A explosão da Internet e das redes sociais está acabando com o antigo monopólio ou preeminência do poder sobre a informação. Hoje, tudo circula sem filtro: imagens, informações, rumores, comentários, calúnias, piadas... O poder não tem remédio senão correr atrás e perdeu boa parte da capacidade de definir a agenda política nacional.

A confiança nos políticos está praticamente na estaca zero em quase todos os países do planeta. Pior ainda, as pessoas mais preparadas e com condições morais e ideológicas de trabalhar para o bem comum, não querem mais se expor numa participação de governos onde o poder e a margem de manobra real são extremamente limitados. Isto explica a queda brutal do nível intelectual e moral dos políticos. Hoje, o candidato a uma função legislativa ou executiva, sem ilusões sobre as possibilidades de fazer alguma coisa para outros, pensa sobretudo em fazer algo para si próprio.

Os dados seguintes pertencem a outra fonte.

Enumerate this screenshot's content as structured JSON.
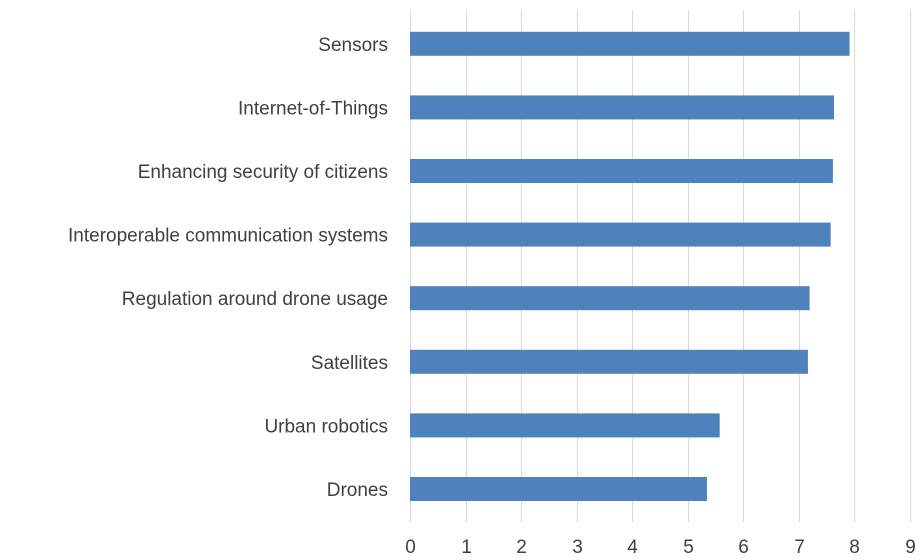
{
  "chart_data": {
    "type": "bar",
    "orientation": "horizontal",
    "categories": [
      "Sensors",
      "Internet-of-Things",
      "Enhancing security of citizens",
      "Interoperable communication systems",
      "Regulation around drone usage",
      "Satellites",
      "Urban robotics",
      "Drones"
    ],
    "values": [
      7.92,
      7.64,
      7.62,
      7.58,
      7.2,
      7.17,
      5.58,
      5.35
    ],
    "xlim": [
      0,
      9
    ],
    "xticks": [
      "0",
      "1",
      "2",
      "3",
      "4",
      "5",
      "6",
      "7",
      "8",
      "9"
    ],
    "bar_color": "#4f81bd",
    "grid": true,
    "title": "",
    "xlabel": "",
    "ylabel": ""
  }
}
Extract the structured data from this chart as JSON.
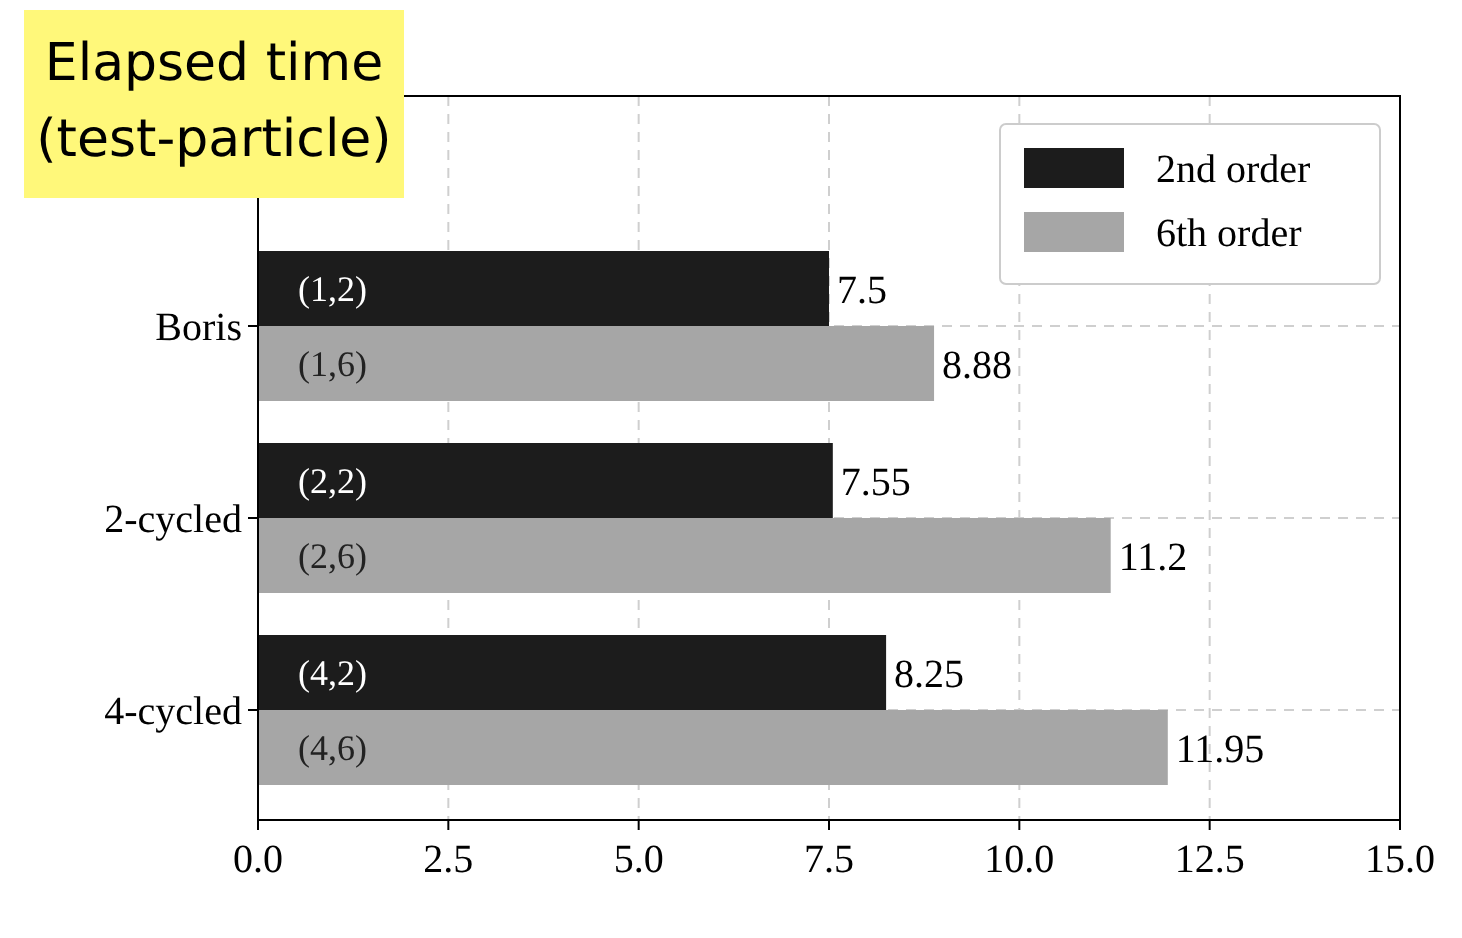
{
  "chart_data": {
    "type": "bar",
    "orientation": "horizontal",
    "title": "Elapsed time\n(test-particle)",
    "categories": [
      "Boris",
      "2-cycled",
      "4-cycled"
    ],
    "series": [
      {
        "name": "2nd order",
        "color": "#1c1c1c",
        "values": [
          7.5,
          7.55,
          8.25
        ]
      },
      {
        "name": "6th order",
        "color": "#a6a6a6",
        "values": [
          8.88,
          11.2,
          11.95
        ]
      }
    ],
    "annotations": [
      "(1,2)",
      "(1,6)",
      "(2,2)",
      "(2,6)",
      "(4,2)",
      "(4,6)"
    ],
    "xlim": [
      0,
      15
    ],
    "xticks": [
      {
        "value": 0,
        "label": "0.0"
      },
      2.5,
      {
        "value": 5,
        "label": "5.0"
      },
      7.5,
      {
        "value": 10,
        "label": "10.0"
      },
      12.5,
      {
        "value": 15,
        "label": "15.0"
      }
    ],
    "data_labels": true,
    "grid": true,
    "legend": "top right"
  }
}
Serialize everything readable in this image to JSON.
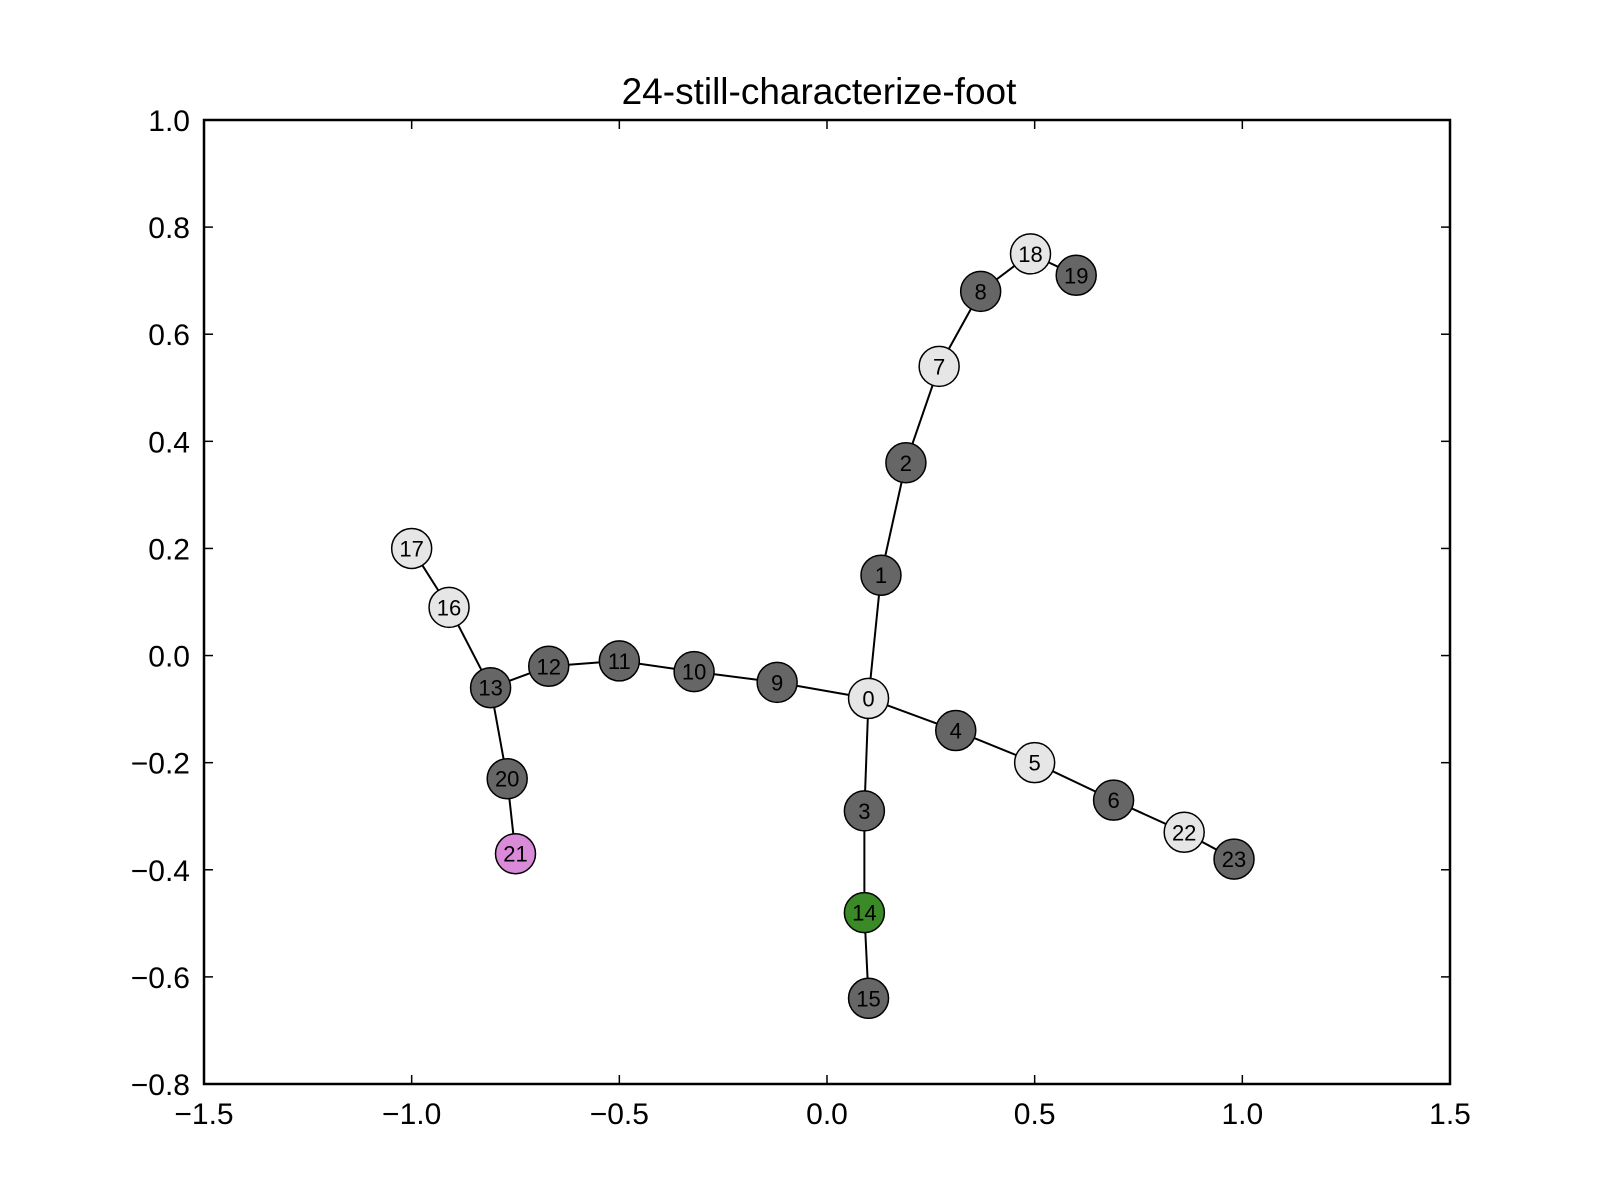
{
  "title": "24-still-characterize-foot",
  "chart_data": {
    "type": "scatter",
    "title": "24-still-characterize-foot",
    "xlim": [
      -1.5,
      1.5
    ],
    "ylim": [
      -0.8,
      1.0
    ],
    "x_ticks": [
      -1.5,
      -1.0,
      -0.5,
      0.0,
      0.5,
      1.0,
      1.5
    ],
    "x_tick_labels": [
      "−1.5",
      "−1.0",
      "−0.5",
      "0.0",
      "0.5",
      "1.0",
      "1.5"
    ],
    "y_ticks": [
      1.0,
      0.8,
      0.6,
      0.4,
      0.2,
      0.0,
      -0.2,
      -0.4,
      -0.6,
      -0.8
    ],
    "y_tick_labels": [
      "1.0",
      "0.8",
      "0.6",
      "0.4",
      "0.2",
      "0.0",
      "−0.2",
      "−0.4",
      "−0.6",
      "−0.8"
    ],
    "grid": false,
    "colors": {
      "dark": "#666666",
      "light": "#e6e6e6",
      "green": "#3a8a28",
      "purple": "#d98ad9"
    },
    "nodes": [
      {
        "id": "0",
        "x": 0.1,
        "y": -0.08,
        "color": "light"
      },
      {
        "id": "1",
        "x": 0.13,
        "y": 0.15,
        "color": "dark"
      },
      {
        "id": "2",
        "x": 0.19,
        "y": 0.36,
        "color": "dark"
      },
      {
        "id": "3",
        "x": 0.09,
        "y": -0.29,
        "color": "dark"
      },
      {
        "id": "4",
        "x": 0.31,
        "y": -0.14,
        "color": "dark"
      },
      {
        "id": "5",
        "x": 0.5,
        "y": -0.2,
        "color": "light"
      },
      {
        "id": "6",
        "x": 0.69,
        "y": -0.27,
        "color": "dark"
      },
      {
        "id": "7",
        "x": 0.27,
        "y": 0.54,
        "color": "light"
      },
      {
        "id": "8",
        "x": 0.37,
        "y": 0.68,
        "color": "dark"
      },
      {
        "id": "9",
        "x": -0.12,
        "y": -0.05,
        "color": "dark"
      },
      {
        "id": "10",
        "x": -0.32,
        "y": -0.03,
        "color": "dark"
      },
      {
        "id": "11",
        "x": -0.5,
        "y": -0.01,
        "color": "dark"
      },
      {
        "id": "12",
        "x": -0.67,
        "y": -0.02,
        "color": "dark"
      },
      {
        "id": "13",
        "x": -0.81,
        "y": -0.06,
        "color": "dark"
      },
      {
        "id": "14",
        "x": 0.09,
        "y": -0.48,
        "color": "green"
      },
      {
        "id": "15",
        "x": 0.1,
        "y": -0.64,
        "color": "dark"
      },
      {
        "id": "16",
        "x": -0.91,
        "y": 0.09,
        "color": "light"
      },
      {
        "id": "17",
        "x": -1.0,
        "y": 0.2,
        "color": "light"
      },
      {
        "id": "18",
        "x": 0.49,
        "y": 0.75,
        "color": "light"
      },
      {
        "id": "19",
        "x": 0.6,
        "y": 0.71,
        "color": "dark"
      },
      {
        "id": "20",
        "x": -0.77,
        "y": -0.23,
        "color": "dark"
      },
      {
        "id": "21",
        "x": -0.75,
        "y": -0.37,
        "color": "purple"
      },
      {
        "id": "22",
        "x": 0.86,
        "y": -0.33,
        "color": "light"
      },
      {
        "id": "23",
        "x": 0.98,
        "y": -0.38,
        "color": "dark"
      }
    ],
    "edges": [
      [
        "0",
        "1"
      ],
      [
        "1",
        "2"
      ],
      [
        "2",
        "7"
      ],
      [
        "7",
        "8"
      ],
      [
        "8",
        "18"
      ],
      [
        "18",
        "19"
      ],
      [
        "0",
        "3"
      ],
      [
        "3",
        "14"
      ],
      [
        "14",
        "15"
      ],
      [
        "0",
        "4"
      ],
      [
        "4",
        "5"
      ],
      [
        "5",
        "6"
      ],
      [
        "6",
        "22"
      ],
      [
        "22",
        "23"
      ],
      [
        "0",
        "9"
      ],
      [
        "9",
        "10"
      ],
      [
        "10",
        "11"
      ],
      [
        "11",
        "12"
      ],
      [
        "12",
        "13"
      ],
      [
        "13",
        "16"
      ],
      [
        "16",
        "17"
      ],
      [
        "13",
        "20"
      ],
      [
        "20",
        "21"
      ]
    ]
  }
}
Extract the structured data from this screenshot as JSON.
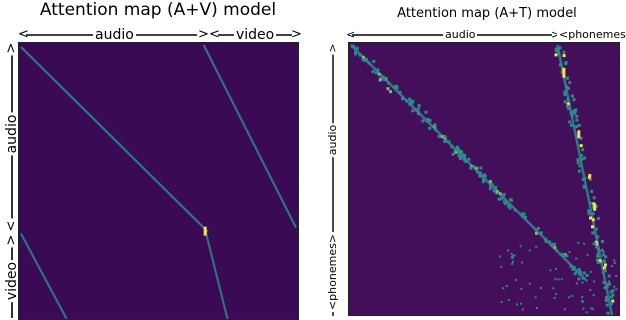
{
  "chart_data": [
    {
      "type": "heatmap",
      "title": "Attention map (A+V) model",
      "x_axis_segments": [
        "audio",
        "video"
      ],
      "y_axis_segments": [
        "audio",
        "video"
      ],
      "colors": {
        "background": "#3b0a57",
        "mid": "#2a8c8a",
        "high": "#f5e34a"
      }
    },
    {
      "type": "heatmap",
      "title": "Attention map (A+T) model",
      "x_axis_segments": [
        "audio",
        "<phonemes>"
      ],
      "y_axis_segments": [
        "audio",
        "<phonemes>"
      ],
      "colors": {
        "background": "#440f5a",
        "mid": "#2a8c8a",
        "high": "#f5e34a"
      }
    }
  ],
  "left": {
    "title": "Attention map (A+V) model",
    "x_label_audio": "audio",
    "x_label_video": "video",
    "y_label_audio": "audio",
    "y_label_video": "video"
  },
  "right": {
    "title": "Attention map (A+T) model",
    "x_label_audio": "audio",
    "x_label_phonemes": "<phonemes>",
    "y_label_audio": "audio",
    "y_label_phonemes": "<phonemes>"
  }
}
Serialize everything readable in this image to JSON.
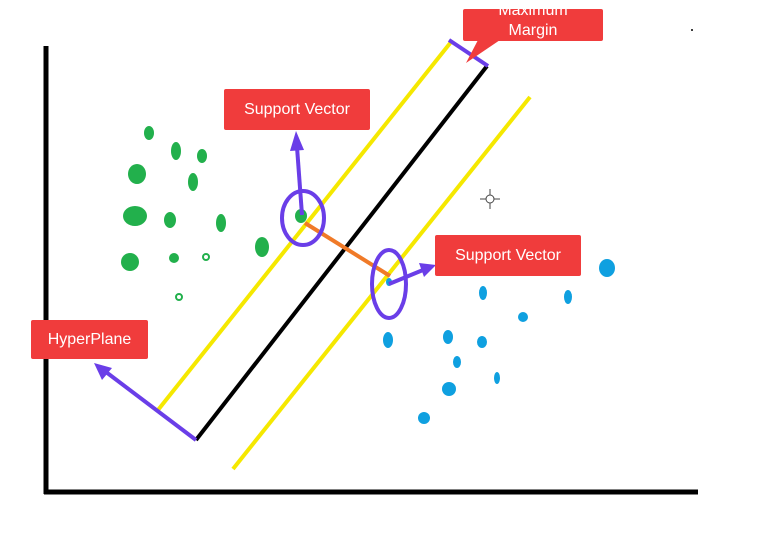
{
  "labels": {
    "support_vector_top": "Support Vector",
    "support_vector_bottom": "Support Vector",
    "hyperplane": "HyperPlane",
    "margin_line1": "Maximum",
    "margin_line2": "Margin"
  },
  "colors": {
    "label_bg": "#f03c3c",
    "label_text": "#ffffff",
    "hyperplane": "#000000",
    "margin_lines": "#f5e800",
    "arrows": "#6a3ee8",
    "margin_distance": "#f07a28",
    "class_a": "#22b04c",
    "class_b": "#0fa0e0",
    "axes": "#000000"
  },
  "icons": [
    "crosshair-icon"
  ]
}
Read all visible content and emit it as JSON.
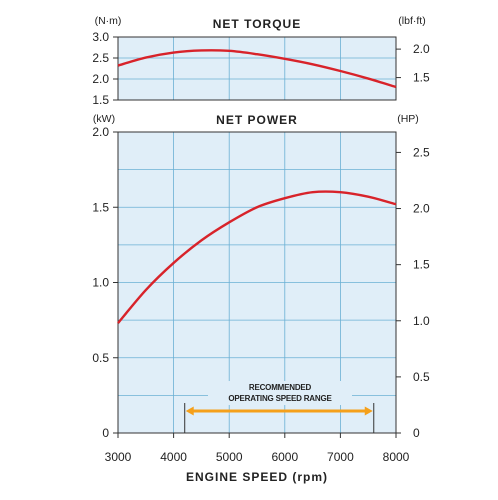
{
  "chart_data": [
    {
      "type": "line",
      "title": "NET TORQUE",
      "y_unit_left": "(N·m)",
      "y_unit_right": "(lbf·ft)",
      "xlim": [
        3000,
        8000
      ],
      "ylim_left": [
        1.5,
        3.0
      ],
      "ylim_right": [
        1.1063,
        2.2127
      ],
      "yticks_left": [
        "1.5",
        "2.0",
        "2.5",
        "3.0"
      ],
      "yticks_left_values": [
        1.5,
        2.0,
        2.5,
        3.0
      ],
      "yticks_right": [
        "1.5",
        "2.0"
      ],
      "yticks_right_values": [
        1.5,
        2.0
      ],
      "grid": true,
      "series": [
        {
          "color": "#d8232a",
          "x": [
            3000,
            3500,
            4000,
            4500,
            5000,
            5500,
            6000,
            6500,
            7000,
            7500,
            8000
          ],
          "y": [
            2.32,
            2.51,
            2.63,
            2.68,
            2.67,
            2.59,
            2.48,
            2.35,
            2.19,
            2.01,
            1.81
          ]
        }
      ]
    },
    {
      "type": "line",
      "title": "NET POWER",
      "y_unit_left": "(kW)",
      "y_unit_right": "(HP)",
      "xlim": [
        3000,
        8000
      ],
      "ylim_left": [
        0,
        2.0
      ],
      "ylim_right": [
        0,
        2.682
      ],
      "yticks_left": [
        "0",
        "0.5",
        "1.0",
        "1.5",
        "2.0"
      ],
      "yticks_left_values": [
        0,
        0.5,
        1.0,
        1.5,
        2.0
      ],
      "yticks_right": [
        "0",
        "0.5",
        "1.0",
        "1.5",
        "2.0",
        "2.5"
      ],
      "yticks_right_values": [
        0,
        0.5,
        1.0,
        1.5,
        2.0,
        2.5
      ],
      "xticks": [
        "3000",
        "4000",
        "5000",
        "6000",
        "7000",
        "8000"
      ],
      "xticks_values": [
        3000,
        4000,
        5000,
        6000,
        7000,
        8000
      ],
      "xlabel": "ENGINE SPEED (rpm)",
      "grid": true,
      "series": [
        {
          "color": "#d8232a",
          "x": [
            3000,
            3500,
            4000,
            4500,
            5000,
            5500,
            6000,
            6500,
            7000,
            7500,
            8000
          ],
          "y": [
            0.73,
            0.95,
            1.13,
            1.28,
            1.4,
            1.5,
            1.56,
            1.6,
            1.6,
            1.57,
            1.52
          ]
        }
      ],
      "annotation": {
        "lines": [
          "RECOMMENDED",
          "OPERATING SPEED RANGE"
        ],
        "range": [
          4200,
          7600
        ],
        "color": "#f5a01a"
      }
    }
  ],
  "colors": {
    "plot_bg": "#e0eef8",
    "grid": "#6ab0d4",
    "frame": "#333333",
    "curve": "#d8232a",
    "range_arrow": "#f5a01a"
  }
}
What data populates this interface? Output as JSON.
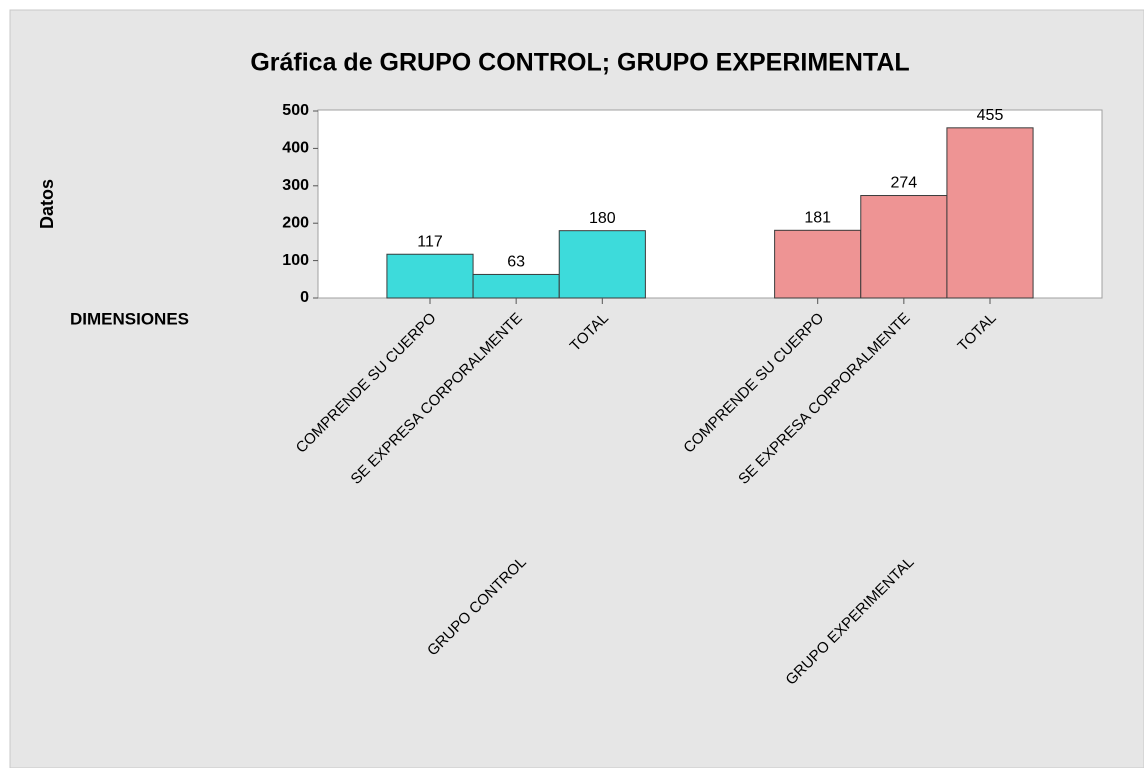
{
  "chart_data": {
    "type": "bar",
    "title": "Gráfica de GRUPO CONTROL; GRUPO EXPERIMENTAL",
    "y_label": "Datos",
    "x_label": "DIMENSIONES",
    "categories": [
      "COMPRENDE SU CUERPO",
      "SE EXPRESA CORPORALMENTE",
      "TOTAL"
    ],
    "series": [
      {
        "name": "GRUPO CONTROL",
        "color": "#3ddbdb",
        "values": [
          117,
          63,
          180
        ]
      },
      {
        "name": "GRUPO EXPERIMENTAL",
        "color": "#ee9494",
        "values": [
          181,
          274,
          455
        ]
      }
    ],
    "ylim": [
      0,
      500
    ],
    "yticks": [
      0,
      100,
      200,
      300,
      400,
      500
    ]
  }
}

Esse tipo de conduta também é alimentado pelo fato de que é cada vez mais difícil, sobretudo em época de crise, definir e controlar o orçamento público. Todas as decisões nesse âmbito têm que respeitar as emoções dos mercados e as pressões das instituições financeiras internacionais.

Além disso, as novas tecnologias, conexões e redes, que permitem qualquer denúncia e todas as investigações possíveis para jornalistas corajosos ou oportunistas, também alimentam essa desvalorização da política e dos políticos. Pior ainda, o atual afã moralizador promove a ideia perigosa de uma vida social que teria obrigação de ser totalmente transparente. Todo mundo prestando contas de tudo que fez desde o dia em que nasceu.

Os sistemas de monitoramento de massa, com sanções quase automáticas, estão ameaçando diretamente as liberdades públicas e privadas. Estranho paradoxo: a moral da transparência tecnológica absoluta está favorecendo o advento de um mundo sem política e sem políticos, um mundo totalitário “soft”, onde as pessoas vivem felizes de ter perdido a liberdade. Um pesadelo que Georges Orwell já havia previsto no seu célebre livro “1984”.